An architecture for mission coordination of heterogeneous robots

Artikel i vetenskaplig tidskrift, 2022

Context: Robots can potentially collaborate to execute a variety of tasks in the service robots domain. However, developing applications of service robots can be complex due to the high level of uncertainty and required level of autonomy. Objective: We aim at contributing an architecture for the development of applications, capable of coordinating multi-robot missions, and that promotes modifiability and seamless integration of independently developed components. Method: In this work, we introduce MissionControl: an ensemble-based architecture to coordinate missions of heterogeneous robots to autonomously form coalitions. MissionControl comprises a component model and a runtime environment. The component model specifies how the system can be extended for different robot's behaviors and environments. The runtime environment provides the processes required for coordinating the execution of missions at runtime. Results: We evaluated MissionControl in a simulated environment in the healthcare domain. We randomly generated 81 scenarios with uncertainty in the robots’ initial configurations.

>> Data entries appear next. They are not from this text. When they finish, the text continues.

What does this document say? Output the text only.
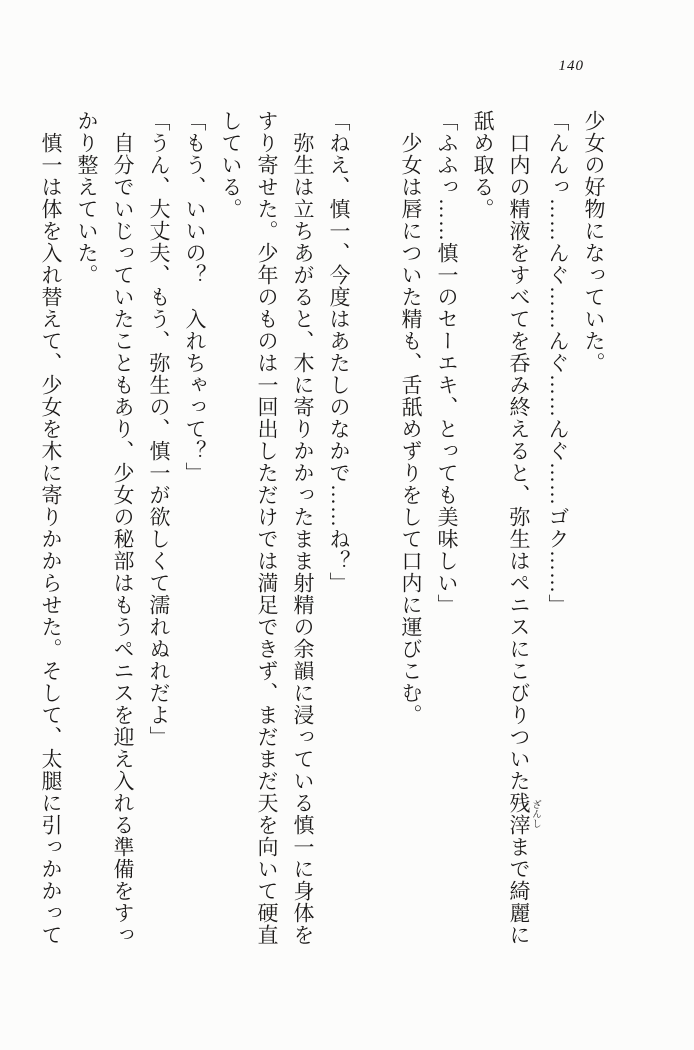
140

少女の好物になっていた。

「んんっ……んぐ……んぐ……んぐ……ゴク……」

口内の精液をすべてを呑み終えると、弥生はペニスにこびりついた残滓 ざんしまで綺麗に

舐め取る。

「ふふっ……慎一のセーエキ、とっても美味しい」

少女は唇についた精も、舌舐めずりをして口内に運びこむ。

「ねえ、慎一、今度はあたしのなかで……ね？」

弥生は立ちあがると、木に寄りかかったまま射精の余韻に浸っている慎一に身体を

すり寄せた。少年のものは一回出しただけでは満足できず、まだまだ天を向いて硬直

している。

「もう、いいの？　入れちゃって？」

「うん、大丈夫、もう、弥生の、慎一が欲しくて濡れぬれだよ」

自分でいじっていたこともあり、少女の秘部はもうペニスを迎え入れる準備をすっ

かり整えていた。

慎一は体を入れ替えて、少女を木に寄りかからせた。そして、太腿に引っかかって
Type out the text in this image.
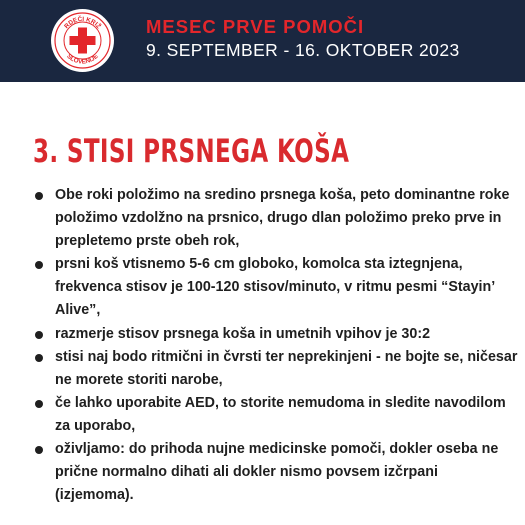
RDEČI KRIŽ
SLOVENIJE
MESEC PRVE POMOČI
9. SEPTEMBER - 16. OKTOBER 2023
3. STISI PRSNEGA KOŠA
Obe roki položimo na sredino prsnega koša, peto dominantne roke položimo vzdolžno na prsnico, drugo dlan položimo preko prve in prepletemo prste obeh rok,
prsni koš vtisnemo 5-6 cm globoko, komolca sta iztegnjena, frekvenca stisov je 100-120 stisov/minuto, v ritmu pesmi “Stayin’ Alive”,
razmerje stisov prsnega koša in umetnih vpihov je 30:2
stisi naj bodo ritmični in čvrsti ter neprekinjeni - ne bojte se, ničesar ne morete storiti narobe,
če lahko uporabite AED, to storite nemudoma in sledite navodilom za uporabo,
oživljamo: do prihoda nujne medicinske pomoči, dokler oseba ne prične normalno dihati ali dokler nismo povsem izčrpani (izjemoma).
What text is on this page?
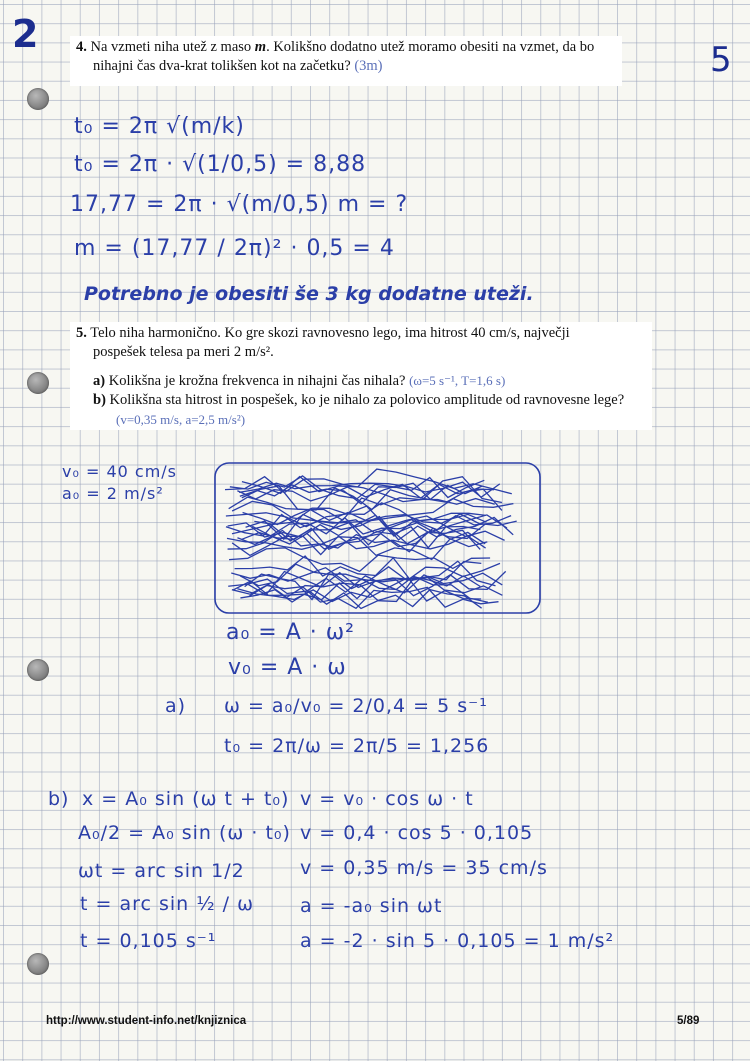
2
5
4. Na vzmeti niha utež z maso m. Kolikšno dodatno utež moramo obesiti na vzmet, da bo
nihajni čas dva-krat tolikšen kot na začetku? (3m)
t₀ = 2π √(m/k)
t₀ = 2π · √(1/0,5) = 8,88
17,77 = 2π · √(m/0,5) m = ?
m = (17,77 / 2π)² · 0,5 = 4
Potrebno je obesiti še 3 kg dodatne uteži.
5. Telo niha harmonično. Ko gre skozi ravnovesno lego, ima hitrost 40 cm/s, največji
pospešek telesa pa meri 2 m/s².
a) Kolikšna je krožna frekvenca in nihajni čas nihala? (ω=5 s⁻¹, T=1,6 s)
b) Kolikšna sta hitrost in pospešek, ko je nihalo za polovico amplitude od ravnovesne lege?
(v=0,35 m/s, a=2,5 m/s²)
v₀ = 40 cm/s
a₀ = 2 m/s²
a₀ = A · ω²
v₀ = A · ω
a) ω = a₀/v₀ = 2/0,4 = 5 s⁻¹
t₀ = 2π/ω = 2π/5 = 1,256
b) x = A₀ sin (ω t + t₀)
A₀/2 = A₀ sin (ω · t₀)
ωt = arc sin 1/2
t = arc sin ½ / ω
t = 0,105 s⁻¹
v = v₀ · cos ω · t
v = 0,4 · cos 5 · 0,105
v = 0,35 m/s = 35 cm/s
a = -a₀ sin ωt
a = -2 · sin 5 · 0,105 = 1 m/s²
http://www.student-info.net/knjiznica	5/89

Then, each scenario was executed 8 times (i.e. 648 runs), where we evaluated the feasibility and efficiency of MissionControl for autonomously forming coalitions against a baseline approach that uses a random robot allocation. Statistical hypotheses testing yielded that MissionControl was able to achieve higher success rates while reducing the required time to conclude a mission, when compared to a baseline approach. We also perform an evaluation of the key quality attributes of the architecture, i.e. modifiability and integrability. Conclusions: MissionControl demonstrated itself able to coordinate multi-robot missions by autonomously assigning missions. Despite the error-prone robotic mission environment and demanding computational resources, MissionControl led to a significant increase in the success rate, while also decreasing the time required to conclude robotic missions when compared to a baseline approach.